Altro elemento che caratterizza il tirare a campare è la questione relativa all’approvazione dello statuto di quella che sarà l’Azienda speciale consortile che gestirà (avrà la presunzione di gestire il servizio idrico della provincia agrigentina. E’ salutare ricordare l’Eas e i debiti che lasciò al Comune. Come è salutare ricordare la gestione delle Terme). Essendo radicato il concetto della gestione pubblica dell’acqua, è il metodo sbagliato con cui si va avanti. I Consiglieri comunali dovrebbero approvare lo statuto della ancora da costituire azienda senza conoscere le conseguenze finanziarie. Ovvero, senza avere contezza del piano economico e del piano degli investimenti. Insomma, per fare una brutale sintesi, ora approvi e po’ si vidi.
Ieri sera echeggiò in Aula il nuovo hashtag #iorestoqui. Un hashtag che ricorda gli eroi studiati in storia. La domanda appare spontanea: è responsabilità o irresponsabilità? Se chi offre il proprio petto al grido #iorestoqui e approva a occhi chiusi, sarà disposto a risarcire i contribuenti nel caso in cui l’azienda consortile speciale non darà quei risultati sognati con una riduzione della tariffa?
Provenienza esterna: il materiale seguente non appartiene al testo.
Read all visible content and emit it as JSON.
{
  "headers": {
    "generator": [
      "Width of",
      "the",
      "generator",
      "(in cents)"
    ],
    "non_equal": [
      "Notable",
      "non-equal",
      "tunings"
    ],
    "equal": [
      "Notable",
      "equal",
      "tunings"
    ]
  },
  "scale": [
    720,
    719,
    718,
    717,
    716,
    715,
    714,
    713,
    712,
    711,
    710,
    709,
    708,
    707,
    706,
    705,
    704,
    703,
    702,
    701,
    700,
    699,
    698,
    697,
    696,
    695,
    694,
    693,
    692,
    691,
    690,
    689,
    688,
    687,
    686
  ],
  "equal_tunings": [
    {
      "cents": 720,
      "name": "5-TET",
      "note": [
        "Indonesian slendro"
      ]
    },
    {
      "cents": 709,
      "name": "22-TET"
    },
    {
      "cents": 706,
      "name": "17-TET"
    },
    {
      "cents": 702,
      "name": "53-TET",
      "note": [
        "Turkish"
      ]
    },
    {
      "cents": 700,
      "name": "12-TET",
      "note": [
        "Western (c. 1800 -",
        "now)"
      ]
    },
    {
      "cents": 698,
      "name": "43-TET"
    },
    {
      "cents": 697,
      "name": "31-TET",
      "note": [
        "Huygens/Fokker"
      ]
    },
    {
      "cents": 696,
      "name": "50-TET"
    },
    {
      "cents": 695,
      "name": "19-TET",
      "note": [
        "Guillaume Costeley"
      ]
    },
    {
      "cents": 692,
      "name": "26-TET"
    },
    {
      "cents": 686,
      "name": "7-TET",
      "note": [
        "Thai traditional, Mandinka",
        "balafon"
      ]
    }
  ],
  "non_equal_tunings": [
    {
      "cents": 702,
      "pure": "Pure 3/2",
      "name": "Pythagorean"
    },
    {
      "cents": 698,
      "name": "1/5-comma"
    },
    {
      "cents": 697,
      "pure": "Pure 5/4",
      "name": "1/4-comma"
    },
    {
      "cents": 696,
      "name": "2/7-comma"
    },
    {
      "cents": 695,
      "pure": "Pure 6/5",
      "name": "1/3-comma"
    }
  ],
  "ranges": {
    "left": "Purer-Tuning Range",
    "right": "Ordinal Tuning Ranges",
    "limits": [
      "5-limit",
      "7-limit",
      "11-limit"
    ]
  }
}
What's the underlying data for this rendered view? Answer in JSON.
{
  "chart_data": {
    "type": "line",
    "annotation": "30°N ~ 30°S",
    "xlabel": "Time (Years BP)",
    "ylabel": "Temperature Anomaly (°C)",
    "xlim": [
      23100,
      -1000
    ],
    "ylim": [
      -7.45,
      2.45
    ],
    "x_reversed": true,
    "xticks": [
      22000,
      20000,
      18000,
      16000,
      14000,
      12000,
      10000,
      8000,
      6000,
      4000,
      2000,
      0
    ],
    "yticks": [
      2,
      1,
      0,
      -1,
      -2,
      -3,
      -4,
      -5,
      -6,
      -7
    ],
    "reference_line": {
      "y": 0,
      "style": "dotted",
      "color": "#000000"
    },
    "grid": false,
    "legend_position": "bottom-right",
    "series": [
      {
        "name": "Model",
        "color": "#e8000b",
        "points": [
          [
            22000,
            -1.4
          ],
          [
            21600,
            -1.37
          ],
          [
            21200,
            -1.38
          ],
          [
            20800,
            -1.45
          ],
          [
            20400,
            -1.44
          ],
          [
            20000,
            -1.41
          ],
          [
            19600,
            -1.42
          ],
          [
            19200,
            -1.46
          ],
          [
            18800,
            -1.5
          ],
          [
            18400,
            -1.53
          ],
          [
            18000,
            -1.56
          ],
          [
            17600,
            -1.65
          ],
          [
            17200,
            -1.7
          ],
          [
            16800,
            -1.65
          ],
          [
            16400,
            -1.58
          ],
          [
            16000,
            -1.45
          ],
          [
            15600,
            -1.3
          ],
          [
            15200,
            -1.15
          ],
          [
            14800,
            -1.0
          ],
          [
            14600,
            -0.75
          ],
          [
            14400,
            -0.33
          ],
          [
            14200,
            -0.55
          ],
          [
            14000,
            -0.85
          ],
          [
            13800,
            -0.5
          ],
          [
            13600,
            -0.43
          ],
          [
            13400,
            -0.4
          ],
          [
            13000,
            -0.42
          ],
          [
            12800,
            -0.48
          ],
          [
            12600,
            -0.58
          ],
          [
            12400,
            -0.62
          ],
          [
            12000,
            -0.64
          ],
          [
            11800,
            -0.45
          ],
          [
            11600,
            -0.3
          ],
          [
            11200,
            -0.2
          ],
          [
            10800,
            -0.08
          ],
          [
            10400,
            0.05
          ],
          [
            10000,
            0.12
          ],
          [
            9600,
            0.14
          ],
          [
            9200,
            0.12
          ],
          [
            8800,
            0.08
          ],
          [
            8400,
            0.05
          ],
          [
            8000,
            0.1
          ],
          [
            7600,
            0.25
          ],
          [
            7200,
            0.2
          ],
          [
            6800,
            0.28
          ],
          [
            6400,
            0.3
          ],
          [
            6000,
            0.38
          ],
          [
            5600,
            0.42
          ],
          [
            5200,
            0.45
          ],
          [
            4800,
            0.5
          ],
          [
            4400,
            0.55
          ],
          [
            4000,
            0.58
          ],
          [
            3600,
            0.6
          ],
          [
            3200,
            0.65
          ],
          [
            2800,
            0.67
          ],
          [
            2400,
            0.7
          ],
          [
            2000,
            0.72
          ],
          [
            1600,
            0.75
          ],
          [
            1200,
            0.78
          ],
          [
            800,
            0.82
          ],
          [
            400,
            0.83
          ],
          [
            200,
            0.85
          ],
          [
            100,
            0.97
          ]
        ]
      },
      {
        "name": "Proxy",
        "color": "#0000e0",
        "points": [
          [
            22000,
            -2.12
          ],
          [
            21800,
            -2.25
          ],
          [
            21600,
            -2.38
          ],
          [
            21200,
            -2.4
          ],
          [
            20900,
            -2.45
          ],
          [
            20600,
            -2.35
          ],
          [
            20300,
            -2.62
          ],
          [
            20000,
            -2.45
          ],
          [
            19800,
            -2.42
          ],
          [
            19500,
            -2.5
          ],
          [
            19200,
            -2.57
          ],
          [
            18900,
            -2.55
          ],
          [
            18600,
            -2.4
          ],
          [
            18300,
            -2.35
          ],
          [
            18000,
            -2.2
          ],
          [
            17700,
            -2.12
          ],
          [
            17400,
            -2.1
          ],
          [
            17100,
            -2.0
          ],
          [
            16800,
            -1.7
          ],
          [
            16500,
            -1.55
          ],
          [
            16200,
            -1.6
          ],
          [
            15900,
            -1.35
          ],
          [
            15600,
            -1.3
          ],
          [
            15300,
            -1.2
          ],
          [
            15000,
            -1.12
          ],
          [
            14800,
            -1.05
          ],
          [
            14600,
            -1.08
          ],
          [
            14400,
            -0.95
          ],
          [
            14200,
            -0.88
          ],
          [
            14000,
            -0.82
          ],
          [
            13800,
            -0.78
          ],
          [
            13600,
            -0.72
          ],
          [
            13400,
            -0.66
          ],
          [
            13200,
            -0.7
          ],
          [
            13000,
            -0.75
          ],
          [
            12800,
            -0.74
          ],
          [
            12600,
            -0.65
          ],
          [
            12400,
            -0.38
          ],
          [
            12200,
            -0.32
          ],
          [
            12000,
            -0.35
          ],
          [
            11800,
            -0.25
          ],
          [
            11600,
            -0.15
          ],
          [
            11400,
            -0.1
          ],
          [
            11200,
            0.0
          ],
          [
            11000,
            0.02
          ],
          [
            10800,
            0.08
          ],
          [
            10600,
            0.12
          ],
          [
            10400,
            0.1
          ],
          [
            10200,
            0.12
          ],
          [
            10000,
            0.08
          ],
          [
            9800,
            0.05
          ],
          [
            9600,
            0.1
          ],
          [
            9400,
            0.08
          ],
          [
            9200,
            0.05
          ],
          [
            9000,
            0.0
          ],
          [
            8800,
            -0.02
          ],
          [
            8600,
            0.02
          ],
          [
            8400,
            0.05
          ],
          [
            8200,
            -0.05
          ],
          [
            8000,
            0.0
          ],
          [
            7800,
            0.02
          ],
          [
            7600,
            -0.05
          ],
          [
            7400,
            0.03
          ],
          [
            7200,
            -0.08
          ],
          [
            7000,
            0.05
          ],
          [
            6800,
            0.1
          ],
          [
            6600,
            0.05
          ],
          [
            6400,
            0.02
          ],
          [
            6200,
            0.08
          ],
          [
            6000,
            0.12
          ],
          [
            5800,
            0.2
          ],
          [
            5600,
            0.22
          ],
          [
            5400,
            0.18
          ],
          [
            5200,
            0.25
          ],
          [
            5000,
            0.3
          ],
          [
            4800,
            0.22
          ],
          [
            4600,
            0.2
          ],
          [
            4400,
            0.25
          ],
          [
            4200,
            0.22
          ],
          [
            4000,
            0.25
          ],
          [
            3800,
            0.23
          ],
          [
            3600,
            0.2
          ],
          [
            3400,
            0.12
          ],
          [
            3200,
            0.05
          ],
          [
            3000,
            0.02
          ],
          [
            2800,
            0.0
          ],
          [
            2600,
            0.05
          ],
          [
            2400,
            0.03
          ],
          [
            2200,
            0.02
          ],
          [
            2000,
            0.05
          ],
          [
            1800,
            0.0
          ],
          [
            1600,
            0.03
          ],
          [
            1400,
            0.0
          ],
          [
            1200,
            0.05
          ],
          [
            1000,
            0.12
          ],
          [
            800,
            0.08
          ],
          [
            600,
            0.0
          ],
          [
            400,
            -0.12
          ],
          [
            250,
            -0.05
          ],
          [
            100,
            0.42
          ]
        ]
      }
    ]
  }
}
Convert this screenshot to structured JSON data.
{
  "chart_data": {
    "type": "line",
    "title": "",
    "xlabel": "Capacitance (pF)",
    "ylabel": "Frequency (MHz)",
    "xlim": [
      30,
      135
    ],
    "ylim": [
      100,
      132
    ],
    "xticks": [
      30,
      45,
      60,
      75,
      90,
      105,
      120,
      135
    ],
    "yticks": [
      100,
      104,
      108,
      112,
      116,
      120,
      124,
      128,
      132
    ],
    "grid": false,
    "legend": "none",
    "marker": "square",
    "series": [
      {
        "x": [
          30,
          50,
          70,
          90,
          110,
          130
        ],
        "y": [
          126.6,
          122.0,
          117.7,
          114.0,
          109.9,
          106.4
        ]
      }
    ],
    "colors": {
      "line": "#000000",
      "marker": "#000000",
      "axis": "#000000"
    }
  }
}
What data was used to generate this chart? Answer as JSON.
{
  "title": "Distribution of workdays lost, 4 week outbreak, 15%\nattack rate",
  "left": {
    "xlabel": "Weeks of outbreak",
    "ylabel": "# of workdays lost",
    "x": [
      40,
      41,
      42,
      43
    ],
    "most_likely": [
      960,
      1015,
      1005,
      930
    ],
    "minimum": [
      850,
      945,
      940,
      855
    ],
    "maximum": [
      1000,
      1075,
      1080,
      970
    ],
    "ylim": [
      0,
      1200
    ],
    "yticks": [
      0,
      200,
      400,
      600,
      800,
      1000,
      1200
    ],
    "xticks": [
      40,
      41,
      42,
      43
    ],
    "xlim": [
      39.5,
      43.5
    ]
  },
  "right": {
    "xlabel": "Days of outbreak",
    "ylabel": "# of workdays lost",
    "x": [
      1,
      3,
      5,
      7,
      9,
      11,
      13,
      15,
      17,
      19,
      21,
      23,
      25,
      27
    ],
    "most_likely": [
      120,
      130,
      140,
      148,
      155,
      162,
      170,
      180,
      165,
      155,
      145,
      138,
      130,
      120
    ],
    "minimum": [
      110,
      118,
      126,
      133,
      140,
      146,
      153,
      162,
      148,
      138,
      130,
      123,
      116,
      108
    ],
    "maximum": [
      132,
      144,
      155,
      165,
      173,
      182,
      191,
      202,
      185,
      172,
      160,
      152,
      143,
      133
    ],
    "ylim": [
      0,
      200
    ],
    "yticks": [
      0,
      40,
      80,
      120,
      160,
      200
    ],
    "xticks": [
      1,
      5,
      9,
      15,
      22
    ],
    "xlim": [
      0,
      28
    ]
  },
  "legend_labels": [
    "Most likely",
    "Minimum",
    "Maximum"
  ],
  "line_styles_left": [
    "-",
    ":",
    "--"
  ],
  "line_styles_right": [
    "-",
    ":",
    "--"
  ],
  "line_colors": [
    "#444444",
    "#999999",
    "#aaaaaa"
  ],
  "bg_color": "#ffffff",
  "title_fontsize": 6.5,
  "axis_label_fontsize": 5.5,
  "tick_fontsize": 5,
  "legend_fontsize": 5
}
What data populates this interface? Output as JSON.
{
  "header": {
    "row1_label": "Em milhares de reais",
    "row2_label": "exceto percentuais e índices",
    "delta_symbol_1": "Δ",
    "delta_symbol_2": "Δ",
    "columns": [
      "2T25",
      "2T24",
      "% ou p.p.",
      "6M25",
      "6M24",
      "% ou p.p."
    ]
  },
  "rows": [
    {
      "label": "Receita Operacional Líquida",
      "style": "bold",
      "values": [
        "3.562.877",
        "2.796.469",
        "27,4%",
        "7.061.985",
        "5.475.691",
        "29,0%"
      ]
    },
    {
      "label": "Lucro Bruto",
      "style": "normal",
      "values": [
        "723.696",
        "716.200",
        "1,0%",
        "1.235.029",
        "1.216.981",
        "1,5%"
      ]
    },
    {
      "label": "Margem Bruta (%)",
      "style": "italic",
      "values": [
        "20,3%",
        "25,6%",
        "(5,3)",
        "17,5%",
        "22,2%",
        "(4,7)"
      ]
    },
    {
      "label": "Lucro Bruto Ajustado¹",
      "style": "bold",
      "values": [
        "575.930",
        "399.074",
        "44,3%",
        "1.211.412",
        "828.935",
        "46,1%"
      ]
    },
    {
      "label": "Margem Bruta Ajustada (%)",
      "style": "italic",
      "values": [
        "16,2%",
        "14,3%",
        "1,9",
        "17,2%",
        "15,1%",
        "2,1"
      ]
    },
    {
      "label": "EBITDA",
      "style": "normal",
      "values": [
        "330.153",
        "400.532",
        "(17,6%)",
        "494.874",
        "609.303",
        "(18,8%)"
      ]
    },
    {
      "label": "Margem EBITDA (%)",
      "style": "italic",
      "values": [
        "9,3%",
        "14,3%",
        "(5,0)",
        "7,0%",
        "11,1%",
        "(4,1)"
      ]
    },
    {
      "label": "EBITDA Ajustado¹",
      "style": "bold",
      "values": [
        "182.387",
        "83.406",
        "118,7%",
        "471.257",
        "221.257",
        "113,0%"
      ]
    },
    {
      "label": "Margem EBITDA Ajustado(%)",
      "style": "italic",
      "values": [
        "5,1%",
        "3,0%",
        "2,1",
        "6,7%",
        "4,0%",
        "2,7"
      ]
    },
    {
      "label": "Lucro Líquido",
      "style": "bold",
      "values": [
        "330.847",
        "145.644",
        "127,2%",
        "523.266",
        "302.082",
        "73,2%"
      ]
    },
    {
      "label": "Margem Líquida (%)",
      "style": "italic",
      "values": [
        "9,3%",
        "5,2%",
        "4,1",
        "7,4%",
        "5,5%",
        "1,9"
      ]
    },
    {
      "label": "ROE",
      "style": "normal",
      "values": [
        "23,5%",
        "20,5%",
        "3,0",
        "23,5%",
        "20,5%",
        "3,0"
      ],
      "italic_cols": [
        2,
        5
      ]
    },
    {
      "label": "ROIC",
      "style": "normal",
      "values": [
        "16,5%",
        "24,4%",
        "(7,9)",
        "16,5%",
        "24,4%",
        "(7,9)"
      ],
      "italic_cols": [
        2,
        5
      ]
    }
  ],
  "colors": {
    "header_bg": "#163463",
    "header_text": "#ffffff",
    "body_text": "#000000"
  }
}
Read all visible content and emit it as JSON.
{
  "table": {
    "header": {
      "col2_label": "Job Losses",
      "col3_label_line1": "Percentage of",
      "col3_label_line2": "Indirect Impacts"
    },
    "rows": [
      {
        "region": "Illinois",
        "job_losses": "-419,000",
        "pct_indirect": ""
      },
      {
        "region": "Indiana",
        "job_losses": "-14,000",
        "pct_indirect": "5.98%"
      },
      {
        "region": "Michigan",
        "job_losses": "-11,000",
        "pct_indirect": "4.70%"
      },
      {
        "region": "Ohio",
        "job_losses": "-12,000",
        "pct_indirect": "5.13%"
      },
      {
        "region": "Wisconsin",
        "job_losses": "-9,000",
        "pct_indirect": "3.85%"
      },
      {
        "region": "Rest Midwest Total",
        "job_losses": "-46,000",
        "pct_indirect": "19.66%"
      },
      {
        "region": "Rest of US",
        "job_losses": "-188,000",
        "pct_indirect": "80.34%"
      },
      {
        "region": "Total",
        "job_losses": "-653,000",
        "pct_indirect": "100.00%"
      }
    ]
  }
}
E se la tariffa, alla fine, sarà più esosa e il Comune verrà appesantire in negativo il suo bilancio?
Ci piace ricordare che proprio il sindaco Francesca Valenti (che è anche presidente dell’Ati), in una seduta consiliare, espresse le sue perplessità rispetto alla forma giuridica dell’azienda consortile speciale. Qualche esempio di tale forma giuridica messa in atto in Italia (rarissimi casi) ha creato disastri gestionali e anche al bilancio comunale. Condividiamo le perplessità del sindaco, pienamente. La scelta di tale forma giuridica trovò il parto dell’Ati (e ieri sera lo ha ricordato il sindaco) grazie alle “spinte pressanti” delle associazioni, ma senza nessun apporto di documenti finanziari.
La verità è che i politici passano, mentre i pesi rimangono sulle spalle dei contribuenti. Chi oggi dice di metterci la faccia, domani sarà sparito come un piccolo meteorite. E il cittadino ci mette il portafoglio, invece.